But some other name may take the place of Iceland, according to reports.
Iceland's tourism agency, perhaps concerned that travelers are discouraged by the "Ice" part even though the island is warmed by the Gulf Stream, is sponsoring a contest to rename the country.
Since last summer, when the agency's Inspired by Iceland website asked, "What would you name Iceland if this was your first glimpse?" there have been hundreds of suggestions. Many of them might be more appropriate for an ad campaign than a placard at the United Nations.
Niceland, Danceland, Jump For Joy Land, Catch-A-Cloud Land, and OMGWTFland have been suggested on the tourism naming page. So has Volcanicland and, as USA TODAY reported, Eyjafjlakojland for the volcano that erupted in 2010 and bollixed air travel throughout Europe.
The judges at Promote Iceland, the economic development group that will pick a winner sometime after the contest ends March 21, are unlikely to choose such an unpronounceable mouthful, not least because mentioning the volcanic eruptions that gave birth to the island and continue to this day isn't good for tourism.

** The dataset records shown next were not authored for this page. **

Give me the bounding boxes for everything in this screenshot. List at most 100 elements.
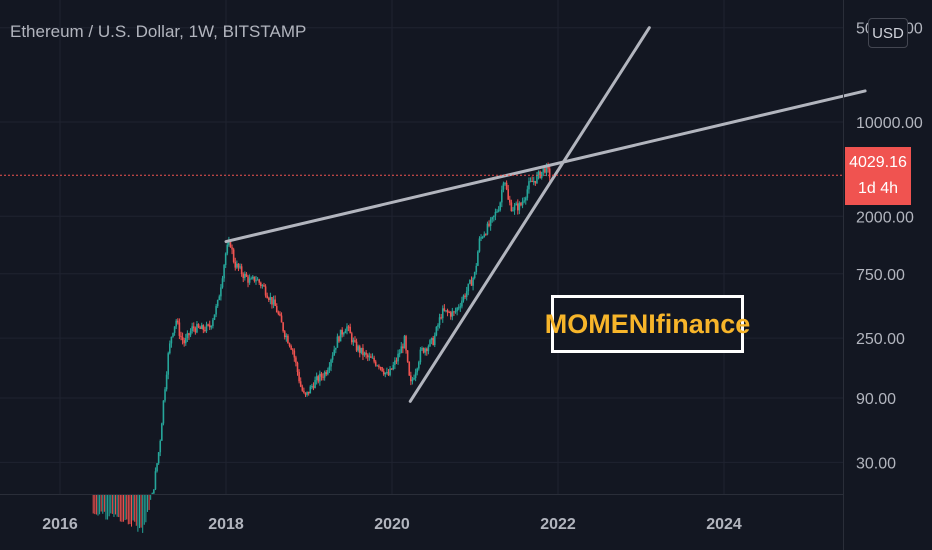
candle-body	[548, 168, 551, 178]
candle-body	[306, 391, 308, 395]
candle-body	[544, 168, 546, 173]
candle-body	[437, 325, 439, 327]
candle-body	[200, 325, 203, 329]
candle-body	[304, 392, 307, 395]
candle-body	[398, 353, 401, 355]
candle-body	[465, 291, 468, 297]
candle-body	[346, 326, 348, 331]
candle-body	[231, 247, 233, 250]
candle-body	[328, 366, 331, 370]
candle-body	[295, 357, 297, 363]
chart-title: Ethereum / U.S. Dollar, 1W, BITSTAMP	[10, 22, 307, 41]
candle-body	[414, 372, 417, 378]
candle-body	[285, 335, 288, 338]
candle-body	[170, 336, 173, 344]
candle-body	[267, 298, 270, 300]
candle-body	[537, 171, 540, 176]
support-trendline[interactable]	[408, 26, 651, 403]
candle-body	[528, 181, 530, 190]
candle-body	[274, 299, 276, 307]
candle-body	[496, 211, 498, 213]
candle-body	[226, 244, 229, 254]
candle-body	[296, 362, 299, 373]
y-tick-label: 250.00	[856, 331, 905, 348]
candle-body	[242, 274, 245, 279]
candle-body	[239, 266, 241, 268]
candle-body	[504, 182, 506, 184]
candle-body	[422, 347, 425, 353]
candle-body	[410, 375, 412, 382]
candle-body	[250, 278, 253, 280]
candle-body	[488, 223, 490, 226]
candle-body	[464, 295, 466, 297]
candle-body	[480, 237, 482, 239]
candle-body	[477, 251, 479, 266]
candle-body	[469, 280, 471, 284]
x-tick-label: 2016	[42, 516, 78, 533]
candle-body	[402, 346, 404, 349]
candle-body	[534, 180, 537, 184]
candle-body	[191, 326, 193, 332]
candle-body	[266, 295, 268, 299]
candle-body	[153, 489, 155, 494]
candle-body	[381, 367, 383, 372]
candle-body	[355, 341, 358, 351]
candle-body	[312, 385, 315, 389]
candle-body	[216, 300, 219, 307]
candle-body	[259, 282, 262, 286]
currency-badge[interactable]: USD	[868, 18, 908, 48]
candle-body	[354, 340, 356, 342]
candle-body	[374, 361, 377, 366]
candle-body	[309, 386, 312, 394]
candle-body	[475, 265, 478, 273]
candle-body	[440, 317, 442, 319]
candle-body	[508, 199, 511, 203]
x-tick-label: 2018	[208, 516, 244, 533]
candle-body	[494, 211, 497, 216]
candle-body	[419, 349, 422, 363]
candle-body	[438, 317, 441, 326]
y-tick-label: 750.00	[856, 267, 905, 284]
candle-body	[208, 324, 211, 328]
candle-body	[183, 340, 185, 344]
candle-body	[299, 381, 302, 387]
candle-body	[327, 369, 329, 375]
candle-body	[516, 203, 519, 211]
candle-body	[416, 368, 419, 373]
candle-body	[176, 320, 179, 323]
candle-body	[539, 171, 541, 178]
last-price-tag: 4029.16 1d 4h	[845, 147, 911, 205]
candle-body	[172, 332, 174, 337]
resistance-trendline[interactable]	[224, 89, 867, 244]
candle-body	[307, 391, 310, 394]
candle-body	[501, 189, 503, 203]
candle-body	[515, 203, 517, 206]
candle-body	[244, 273, 246, 279]
candle-body	[413, 377, 415, 380]
candle-body	[451, 311, 454, 317]
candle-body	[481, 236, 484, 238]
candle-body	[224, 253, 227, 266]
candle-body	[333, 349, 336, 356]
candle-body	[510, 202, 513, 212]
candle-body	[400, 346, 403, 354]
candle-body	[277, 312, 280, 314]
candle-body	[386, 371, 388, 373]
candle-body	[347, 326, 350, 328]
candle-body	[421, 347, 423, 350]
candle-body	[178, 322, 181, 336]
candle-body	[252, 276, 254, 279]
candle-body	[204, 329, 206, 332]
candle-body	[253, 276, 256, 281]
y-tick-label: 2000.00	[856, 209, 914, 226]
candle-body	[526, 189, 529, 198]
candle-body	[397, 353, 399, 362]
candle-body	[279, 313, 281, 316]
candle-body	[461, 300, 463, 307]
candle-body	[363, 352, 366, 356]
candle-body	[290, 345, 292, 350]
candle-body	[298, 372, 300, 382]
candle-body	[181, 336, 184, 341]
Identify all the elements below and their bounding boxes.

The government of the island nation, which weathered a financial collapse that led to the downfall of its leaders after a grassroots revolt, is under no obligation to change the country's name. But if it does, there is plenty of precedent.
As the Pittsburgh Post-Gazette noted, Iceland wouldn't be the first nation to want a new name. Rhodesia became Zimbabwe, the Gold Coast is now Ghana and British Honduras became Belize.
Folklore has it that a Viking explorer named Floki Vilgeroarson visited the island more than 1,000 years ago and named it Iceland not because there was so much frozen water but because it was really rather temperate and he wanted to discourage other settlers from following. The ruse may have worked as Iceland today is home to just a third of a million people.
Some of them are lukewarm about changing their country's name.
"Iceland is just about the only known brand name the country has, [and] the name is known," Ingjaldur Hannibalsson, dean of the University of Iceland's business school, told USA TODAY. "The idea of changing the name is ridiculous."